Diasporas regard memory and place as the principal means of forming and sustaining identity. Consequently, diaspora tourism – journeys to ancestral homelands – plays a vital role in nurturing connections to historic sites and kindling potent memories. Given the complexities of this intricate process, the study of diaspora tourism invokes interdisciplinary questions that traverse anthropology, history, politics, psychology and sociology. This chapter examines the case of diaspora Armenians visiting Historic Armenia, much of which is situated in present-day Eastern Turkey. It explores how narratives and identity are affected by unresolved historical grievances stemming from the 1915 genocide and mass deportations that nearly depopulated the entire Armenian population from Anatolia, and how these tours reshape participants’ views of what they have lost and their feelings towards contemporary Turkey. We focus on personal, political and practical aspects of diaspora tourism and suggest that such journeys make two contributions. First, the pilgrimage to ancestral lands undermines entrenched Armenian perspectives that have hindered psychological and social change, and second, the pilgrimage nurtures the Armenian diaspora by preserving and reimagining its identity.
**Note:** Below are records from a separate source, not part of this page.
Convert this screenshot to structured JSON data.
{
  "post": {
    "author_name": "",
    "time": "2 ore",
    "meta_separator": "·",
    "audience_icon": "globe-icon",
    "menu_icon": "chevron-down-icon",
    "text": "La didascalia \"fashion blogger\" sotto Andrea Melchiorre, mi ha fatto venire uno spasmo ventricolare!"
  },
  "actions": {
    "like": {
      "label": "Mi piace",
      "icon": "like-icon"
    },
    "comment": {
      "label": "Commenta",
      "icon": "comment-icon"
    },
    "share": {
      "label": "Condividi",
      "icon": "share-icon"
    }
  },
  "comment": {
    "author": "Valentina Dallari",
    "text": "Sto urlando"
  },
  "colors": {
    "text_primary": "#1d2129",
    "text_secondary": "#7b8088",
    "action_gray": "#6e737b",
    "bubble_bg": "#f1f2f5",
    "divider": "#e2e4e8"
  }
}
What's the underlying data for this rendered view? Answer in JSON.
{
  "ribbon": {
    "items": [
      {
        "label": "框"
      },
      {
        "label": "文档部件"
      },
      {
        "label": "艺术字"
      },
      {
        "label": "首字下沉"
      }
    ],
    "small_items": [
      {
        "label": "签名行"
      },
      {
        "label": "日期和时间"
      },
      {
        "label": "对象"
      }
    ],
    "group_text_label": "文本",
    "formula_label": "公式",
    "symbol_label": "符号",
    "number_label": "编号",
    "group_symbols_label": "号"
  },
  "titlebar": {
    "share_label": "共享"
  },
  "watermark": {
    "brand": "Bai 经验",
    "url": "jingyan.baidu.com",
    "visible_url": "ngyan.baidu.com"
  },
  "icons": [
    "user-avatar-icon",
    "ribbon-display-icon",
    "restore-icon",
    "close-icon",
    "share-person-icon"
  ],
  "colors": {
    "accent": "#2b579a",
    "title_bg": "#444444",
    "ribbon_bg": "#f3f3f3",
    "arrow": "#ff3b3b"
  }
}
Diasporas see themselves as keeping alive an endangered ethnic, religious and national identity. In particular, the Armenian diaspora has carried the responsibility for the survival of the nation since the early modern era, especially in periods when there was no official state. After the 1915 deportations and genocide, the diaspora communities further felt the burden of protecting and nourishing Armenian identity and culture. Armenians in diaspora hardened their attitudes towards Turks and the Turkish state after the 1970s, as we explain below, some going so far as to condemn travel to Turkey and calling for a boycott of Turkish products. Moreover, in the United States, there were very few opportunities for Turks and Armenians to interact because immigration from Turkey was very limited until the 1990s.
In tracing Armenian footprints in Eastern Turkey, there are no real maps or guidebooks. Even when travellers reach the village or town of their parents or grandparents, they do not know where to look or how to make sense of what is or was there – names of villages, streets and other place-markers have been changed by the Turkish Government over the last century to cement their claims and control over the region.